Bris de rêve (Aurélie Beutin)

 

Bris de rêve (Aurélie Beutin)

Auteur : Aurélie Beutin

Éditions : Alsacienne Indépendante

Paru le : 31 janvier 2022

198 pages

Thème : Fantastique

disponible sur le site de l'éditeur

et sur Amazon

J'ai aimé :) 

 Résumé 

  « Émilie et Gregory, accompagnés de leur nouveau-né Sarah, emménagent dans la maison de leurs rêves. Passé les premiers bouleversements liés à ces changements successifs dans leur vie, ils devraient voir se profiler un avenir radieux.

Seulement, des impressions étranges envahissent peu à peu le quotidien de la jeune mère. Face à des événements improbables, la frontière entre réalité et cauchemar s’amenuise.

Quels sombres secrets hantent les murs de sa demeure ?

Restant avant tout un récit fantastique, ce roman aborde avec doigté les sujets sensibles que sont la dépression post-partum et le deuil périnatal.»

 

 Ma chronique 

Merci à Babelio et la maison d'édition Alsacienne Indépendante pour cette nouvelle lecture.

Je suis cette maison d'éditions depuis quelque temps déjà et j'ai trouvé de très bonnes lectures. Ici nous faisons la connaissance de Émilie et Grégory qui cherche depuis des mois une maison bien à eux. Alors qu'elle est enceinte de huit mois, il lui fait la surprise d'avoir trouvé leur cocon. Une vente rapide dans un petit village de Bretagne (et il ne fait pas que pleuvoir non mais !). Entre le déménagement et l'arrivée du bébé, le couple a fort à faire, surtout que Emilie ne peut pas les aider.
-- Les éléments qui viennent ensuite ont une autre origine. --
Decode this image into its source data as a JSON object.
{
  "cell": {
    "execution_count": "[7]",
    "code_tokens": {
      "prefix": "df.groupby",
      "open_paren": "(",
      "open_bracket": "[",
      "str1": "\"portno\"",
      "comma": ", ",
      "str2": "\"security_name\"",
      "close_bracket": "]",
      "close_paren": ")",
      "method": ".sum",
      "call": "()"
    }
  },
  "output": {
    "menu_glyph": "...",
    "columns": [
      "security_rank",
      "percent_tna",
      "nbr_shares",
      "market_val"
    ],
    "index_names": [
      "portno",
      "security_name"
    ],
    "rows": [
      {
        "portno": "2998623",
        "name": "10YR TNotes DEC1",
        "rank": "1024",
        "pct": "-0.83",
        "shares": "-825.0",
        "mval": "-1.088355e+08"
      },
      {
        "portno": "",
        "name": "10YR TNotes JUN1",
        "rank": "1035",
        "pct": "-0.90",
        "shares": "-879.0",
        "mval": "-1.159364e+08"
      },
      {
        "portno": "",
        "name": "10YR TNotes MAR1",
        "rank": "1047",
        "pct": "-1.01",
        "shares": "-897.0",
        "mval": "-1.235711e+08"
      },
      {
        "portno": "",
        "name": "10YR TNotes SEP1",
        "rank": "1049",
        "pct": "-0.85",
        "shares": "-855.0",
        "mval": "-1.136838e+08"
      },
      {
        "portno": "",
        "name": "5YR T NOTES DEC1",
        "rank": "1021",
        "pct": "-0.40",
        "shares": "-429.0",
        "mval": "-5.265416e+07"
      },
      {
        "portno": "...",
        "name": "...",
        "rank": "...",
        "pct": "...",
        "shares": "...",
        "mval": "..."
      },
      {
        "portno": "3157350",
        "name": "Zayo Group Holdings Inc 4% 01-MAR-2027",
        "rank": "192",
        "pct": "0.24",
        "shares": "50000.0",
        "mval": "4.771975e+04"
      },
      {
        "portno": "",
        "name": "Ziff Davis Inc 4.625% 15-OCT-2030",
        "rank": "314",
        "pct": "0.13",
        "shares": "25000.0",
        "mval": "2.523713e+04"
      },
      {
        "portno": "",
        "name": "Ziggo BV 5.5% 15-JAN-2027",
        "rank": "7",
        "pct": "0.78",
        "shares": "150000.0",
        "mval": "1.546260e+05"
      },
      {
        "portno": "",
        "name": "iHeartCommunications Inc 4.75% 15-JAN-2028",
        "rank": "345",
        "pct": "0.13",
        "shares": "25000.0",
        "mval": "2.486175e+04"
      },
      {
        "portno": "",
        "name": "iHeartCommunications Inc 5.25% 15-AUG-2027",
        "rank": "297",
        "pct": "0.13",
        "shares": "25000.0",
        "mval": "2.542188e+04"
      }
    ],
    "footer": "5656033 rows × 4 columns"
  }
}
Gregory s'occupe de tout afin que sa femme et leur petite fille Sarah puisse rentrer un minimum dans leur maison dès la sortie de la maternité. Dès le départ nous savons qu'il s'agit de leur premier enfant et bien que l'instinct maternel peut arriver du jour au lendemain, certaines personnes ne l'ont pas, jamais ou tardivement. Et puis il y a l'angoisse. Celle de ne pas être à la hauteur même si on aime notre enfant. L'angoisse de ne pas savoir quoi faire, de ne pas comprendre ses besoins en temps réel, ou encore l'angoisse de le perdre, parce que oui, les médecins sont bien gentils de nous donner des conseils, mais la mort subite du nourrisson existe et cette peur de ne pas voir/entendre se réveiller son petit bout est bien là. Ajoutez à cela le manque de sommeil, car le rythme n'est plus le même, vous ne ressemblez plus à rien !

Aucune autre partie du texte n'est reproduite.